I've reworded the question somewhat and broken it down to "Will OpenSSL's TLS-SRP still provide PFS if all credentials are public?" Let me know if this is contrary to your intentions.

And the answer to that question is "Yes".

The reason is that this question is really the same as asking "Does OpenSSL's TLS-SRP provide PFS?"

Because Forward Secrecy (and AFAIK PFS and FS are synonyms) is defined (by Wikipedia) as:

In cryptography, forward secrecy (FS; also known as perfect forward secrecy[1]) is a property of secure communication protocols: a secure communication protocol is said to have forward secrecy if compromise of long-term keys does not compromise past session keys.
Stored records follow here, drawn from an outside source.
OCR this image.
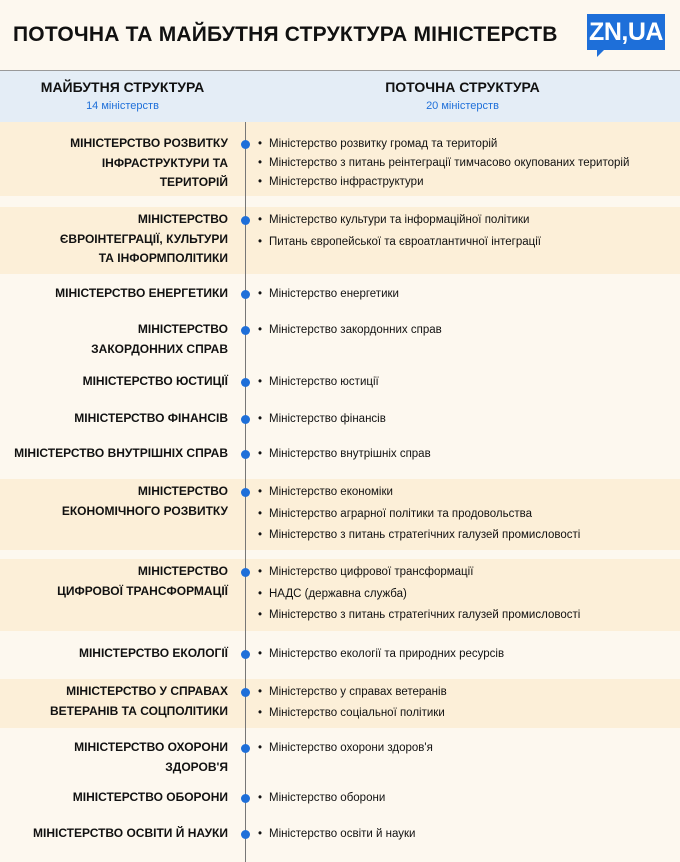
ПОТОЧНА ТА МАЙБУТНЯ СТРУКТУРА МІНІСТЕРСТВ ZN,UA
МАЙБУТНЯ СТРУКТУРА
14 міністерств
ПОТОЧНА СТРУКТУРА
20 міністерств
МІНІСТЕРСТВО РОЗВИТКУ
ІНФРАСТРУКТУРИ ТА
ТЕРИТОРІЙ
• Міністерство розвитку громад та територій
• Міністерство з питань реінтеграції тимчасово окупованих територій
• Міністерство інфраструктури
МІНІСТЕРСТВО
ЄВРОІНТЕГРАЦІЇ, КУЛЬТУРИ
ТА ІНФОРМПОЛІТИКИ
• Міністерство культури та інформаційної політики
• Питань європейської та євроатлантичної інтеграції
МІНІСТЕРСТВО ЕНЕРГЕТИКИ	• Міністерство енергетики
МІНІСТЕРСТВО
ЗАКОРДОННИХ СПРАВ
• Міністерство закордонних справ
МІНІСТЕРСТВО ЮСТИЦІЇ	• Міністерство юстиції
МІНІСТЕРСТВО ФІНАНСІВ	• Міністерство фінансів
МІНІСТЕРСТВО ВНУТРІШНІХ СПРАВ	• Міністерство внутрішніх справ
МІНІСТЕРСТВО
ЕКОНОМІЧНОГО РОЗВИТКУ
• Міністерство економіки
• Міністерство аграрної політики та продовольства
• Міністерство з питань стратегічних галузей промисловості
МІНІСТЕРСТВО
ЦИФРОВОЇ ТРАНСФОРМАЦІЇ
• Міністерство цифрової трансформації
• НАДС (державна служба)
• Міністерство з питань стратегічних галузей промисловості
МІНІСТЕРСТВО ЕКОЛОГІЇ	• Міністерство екології та природних ресурсів
МІНІСТЕРСТВО У СПРАВАХ
ВЕТЕРАНІВ ТА СОЦПОЛІТИКИ
• Міністерство у справах ветеранів
• Міністерство соціальної політики
МІНІСТЕРСТВО ОХОРОНИ
ЗДОРОВ'Я
• Міністерство охорони здоров'я
МІНІСТЕРСТВО ОБОРОНИ	• Міністерство оборони
МІНІСТЕРСТВО ОСВІТИ Й НАУКИ	• Міністерство освіти й науки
What this does NOT defend you against is an active attacker. If the credentials are public, then you can easily be man-in-the-middled at any time the attacker wishes. But if somebody finds a backuptape of old tcpdumps for example they won't be able to decrypt it, because the long-term key does not disclose the session keys.

Disclaimer: Now I don't know much about SRP. Basically all I know is that it exists.

And this is pretty much an argument from authority here: Knowledgeable people (TM) have said that SRP provides FS. And if it does, then by definition of FS, it MUST be safe from the attack you want to defend against: passive eavesdropping.